Appalachian Carnival transports us to May Day, 1970, as Annabelle Cory—a comely nineteen-year-old, disheartened with her West Virginia coal-town prospects—flirts with Walt Ryder, who runs a game in a carnival and wins a date with her after the show closes. Until then, she wanders McCain’s Magic Midway, taking in some sideshows, playing a few games, and riding the wheel. A three-armed man reads her Tarot—mysterious cards with images that eerily mirror her circumstances. Later that night at a club in town, Walt and Annabelle eat, drink, and talk. He makes much of his life on the road, and she confesses her yen for somewhere else. Abandoning caution for a chance at adventure and romance, she goes with him to his hotel bed, and the next night she leaves home with Walt and the carnival. 

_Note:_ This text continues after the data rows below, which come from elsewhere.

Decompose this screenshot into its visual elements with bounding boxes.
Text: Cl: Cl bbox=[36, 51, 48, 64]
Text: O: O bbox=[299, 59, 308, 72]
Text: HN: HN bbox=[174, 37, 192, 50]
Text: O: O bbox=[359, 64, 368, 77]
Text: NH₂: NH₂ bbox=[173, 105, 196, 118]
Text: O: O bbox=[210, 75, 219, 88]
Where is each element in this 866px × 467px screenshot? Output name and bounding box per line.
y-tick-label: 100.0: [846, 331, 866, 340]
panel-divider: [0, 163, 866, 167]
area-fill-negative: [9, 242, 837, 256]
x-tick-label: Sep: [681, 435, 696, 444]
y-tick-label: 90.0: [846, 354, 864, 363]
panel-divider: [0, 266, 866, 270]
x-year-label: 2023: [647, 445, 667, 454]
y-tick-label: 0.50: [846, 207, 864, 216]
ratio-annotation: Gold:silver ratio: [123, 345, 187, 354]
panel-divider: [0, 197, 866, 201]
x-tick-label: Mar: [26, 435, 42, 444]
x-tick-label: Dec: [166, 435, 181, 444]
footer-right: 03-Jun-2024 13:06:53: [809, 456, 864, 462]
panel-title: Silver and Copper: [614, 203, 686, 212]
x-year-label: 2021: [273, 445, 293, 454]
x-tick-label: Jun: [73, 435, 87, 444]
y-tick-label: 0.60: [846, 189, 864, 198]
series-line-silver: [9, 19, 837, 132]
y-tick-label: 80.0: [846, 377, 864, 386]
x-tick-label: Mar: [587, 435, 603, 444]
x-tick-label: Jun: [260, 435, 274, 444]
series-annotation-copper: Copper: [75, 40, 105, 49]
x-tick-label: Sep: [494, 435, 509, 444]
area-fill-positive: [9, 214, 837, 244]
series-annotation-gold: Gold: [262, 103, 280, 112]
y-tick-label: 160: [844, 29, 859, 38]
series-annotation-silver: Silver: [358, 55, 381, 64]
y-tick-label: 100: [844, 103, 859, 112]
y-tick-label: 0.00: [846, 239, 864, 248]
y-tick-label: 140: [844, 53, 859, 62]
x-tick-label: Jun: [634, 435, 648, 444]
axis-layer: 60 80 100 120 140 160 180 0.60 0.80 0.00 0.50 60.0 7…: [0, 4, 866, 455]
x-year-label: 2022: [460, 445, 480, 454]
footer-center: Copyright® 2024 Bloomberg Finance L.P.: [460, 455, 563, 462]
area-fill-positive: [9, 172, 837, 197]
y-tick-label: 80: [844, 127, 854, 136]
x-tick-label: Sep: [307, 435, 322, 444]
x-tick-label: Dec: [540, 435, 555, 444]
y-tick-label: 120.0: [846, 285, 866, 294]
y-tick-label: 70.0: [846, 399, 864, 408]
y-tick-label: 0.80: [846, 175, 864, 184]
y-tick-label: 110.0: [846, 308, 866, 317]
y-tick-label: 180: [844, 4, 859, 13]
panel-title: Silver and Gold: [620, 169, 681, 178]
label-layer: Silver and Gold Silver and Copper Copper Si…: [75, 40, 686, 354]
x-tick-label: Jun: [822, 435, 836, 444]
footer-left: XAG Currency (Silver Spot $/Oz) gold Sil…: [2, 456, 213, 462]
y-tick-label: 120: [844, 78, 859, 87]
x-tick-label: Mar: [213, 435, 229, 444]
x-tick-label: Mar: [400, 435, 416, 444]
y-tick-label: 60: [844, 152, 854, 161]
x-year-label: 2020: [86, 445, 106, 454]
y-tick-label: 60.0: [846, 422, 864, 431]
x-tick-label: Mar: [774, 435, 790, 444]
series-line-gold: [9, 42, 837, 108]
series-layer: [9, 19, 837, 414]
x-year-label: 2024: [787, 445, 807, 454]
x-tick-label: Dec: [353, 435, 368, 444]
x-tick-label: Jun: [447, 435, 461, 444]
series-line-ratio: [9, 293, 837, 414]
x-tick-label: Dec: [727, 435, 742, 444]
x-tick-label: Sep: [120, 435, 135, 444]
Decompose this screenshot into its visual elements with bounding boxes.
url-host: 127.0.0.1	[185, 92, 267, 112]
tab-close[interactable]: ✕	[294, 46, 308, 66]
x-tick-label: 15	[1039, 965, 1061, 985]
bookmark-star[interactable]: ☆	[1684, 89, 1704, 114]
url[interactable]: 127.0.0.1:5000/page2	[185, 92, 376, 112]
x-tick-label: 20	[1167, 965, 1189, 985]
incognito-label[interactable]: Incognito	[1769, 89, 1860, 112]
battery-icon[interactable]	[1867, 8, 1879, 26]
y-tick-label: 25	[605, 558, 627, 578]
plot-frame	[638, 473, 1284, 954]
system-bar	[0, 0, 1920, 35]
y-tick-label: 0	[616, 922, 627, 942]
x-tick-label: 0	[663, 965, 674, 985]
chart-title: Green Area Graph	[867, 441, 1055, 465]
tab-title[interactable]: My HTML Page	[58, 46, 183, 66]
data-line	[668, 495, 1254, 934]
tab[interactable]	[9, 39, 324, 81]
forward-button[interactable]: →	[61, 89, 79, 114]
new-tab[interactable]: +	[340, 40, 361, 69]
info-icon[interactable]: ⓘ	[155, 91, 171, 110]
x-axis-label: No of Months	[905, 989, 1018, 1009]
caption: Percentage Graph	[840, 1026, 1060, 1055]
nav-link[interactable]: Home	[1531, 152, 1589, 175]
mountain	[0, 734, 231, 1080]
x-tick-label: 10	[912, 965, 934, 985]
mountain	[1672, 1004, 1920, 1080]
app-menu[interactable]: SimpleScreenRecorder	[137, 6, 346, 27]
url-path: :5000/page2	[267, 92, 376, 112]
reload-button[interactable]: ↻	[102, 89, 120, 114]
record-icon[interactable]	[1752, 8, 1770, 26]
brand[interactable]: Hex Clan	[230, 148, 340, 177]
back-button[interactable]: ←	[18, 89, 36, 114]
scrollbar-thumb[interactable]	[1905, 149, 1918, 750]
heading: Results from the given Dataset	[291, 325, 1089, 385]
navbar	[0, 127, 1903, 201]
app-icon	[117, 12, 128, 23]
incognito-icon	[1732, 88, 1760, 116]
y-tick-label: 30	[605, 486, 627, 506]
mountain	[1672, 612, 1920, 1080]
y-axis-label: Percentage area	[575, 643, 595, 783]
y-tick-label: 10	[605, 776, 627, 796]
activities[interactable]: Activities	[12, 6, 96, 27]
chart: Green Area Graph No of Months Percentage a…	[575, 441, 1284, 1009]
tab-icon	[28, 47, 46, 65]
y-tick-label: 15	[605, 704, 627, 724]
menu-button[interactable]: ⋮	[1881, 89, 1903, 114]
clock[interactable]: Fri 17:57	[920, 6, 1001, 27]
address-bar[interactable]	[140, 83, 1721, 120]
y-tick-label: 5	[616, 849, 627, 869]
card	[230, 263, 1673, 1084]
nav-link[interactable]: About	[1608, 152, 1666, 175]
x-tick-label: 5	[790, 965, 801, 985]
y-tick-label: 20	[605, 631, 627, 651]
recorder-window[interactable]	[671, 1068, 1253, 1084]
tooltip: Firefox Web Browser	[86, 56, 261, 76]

Narrating her tale of the following week, Annabelle’s voice is laced with hillbilly dialect and carny jargon, yet it is also woven with language begotten from her love of reading. Her love for Walt takes wing amid blind lust, but shortly spirals in and out of her confused heart. She follows him through the day-to-day world of a traveling carnival—a realm of sideshow freaks, alibi agents, ride jockeys, kootch dancers, flat stores, and hanky-pank joints—a world within a world. Assuming that he has won Annabelle, Walt then turns his eyes to other contests: his morning game shows on TV; his daily business of bamboozling locals with softballs and peach baskets; his nightly gambling at blackjack, poker, or dice. Money is the other prize he desires—but at what price? Annabelle also needs to win some money. For until she does, she’s at the mercy of Walt’s world.

Working a hoop-toss game for Walt’s boss, Nickel Nick, Annabelle encounters a bizarre cast of carny characters. She befriends Isis, a tattooed bearded lady, who gives her a booklet that she wrote, spelling out Isis’ heretical notions. She coaxes Annabelle to seek her essential self, warning her of pitfalls in the quest. Trips, the three-armed man, and Isis’ beau, deals out poker, Tarot cards, and Jungian opinions. Madeline, who works her father’s wheel of chance on the midway, also befriends Annabelle, and invites her along on an LSD trip. Cheeks, a fat fellow who owns the Frog-Baby sideshow, parties heartily and doles out blackjack, moonshine, and psychedelics in his motel room. Bad-Eye Mike, in a razzle joint next to Annabelle’s hoop toss, cheats a local rube out of his paycheck, and when the rube vents his rage at Annabelle, Walt coldcocks him with a hammer, starting a feud that just won’t quit.

S.M.Fernand sets his first novel to correspond with the procession of the Tarot Trumps, said by some to be a scenario of the human soul. At the beginning of each chapter—each  recounting one day of ten with Walt and the carnival—is an image from the first ten cards of the Major Arcana, along with a paragraph interpreting it. Within each chapter/day, various aspects of a card’s symbolism are explored—and thus, on another level, the tale becomes an allegory of archetypes. It is also the age-old story of the struggle for love, the search for oneself, the pursuit of money, and the domination of a society over an individual. It documents a time when carnival con men were in cahoots with the local sheriff, a time when outlawed drugs were used to explore the mysteries of reality. Our heroine, Annabelle, seeking her liberation amid a caravan of devils, rolls the dice to win a ride on the wheel of fortune, and finds herself awakening within the soul of all.

Appalachian Carnival presently is unpublished. Submissions of the manuscript to publishers have recently been made by Sullivan Maxx Literary Agency.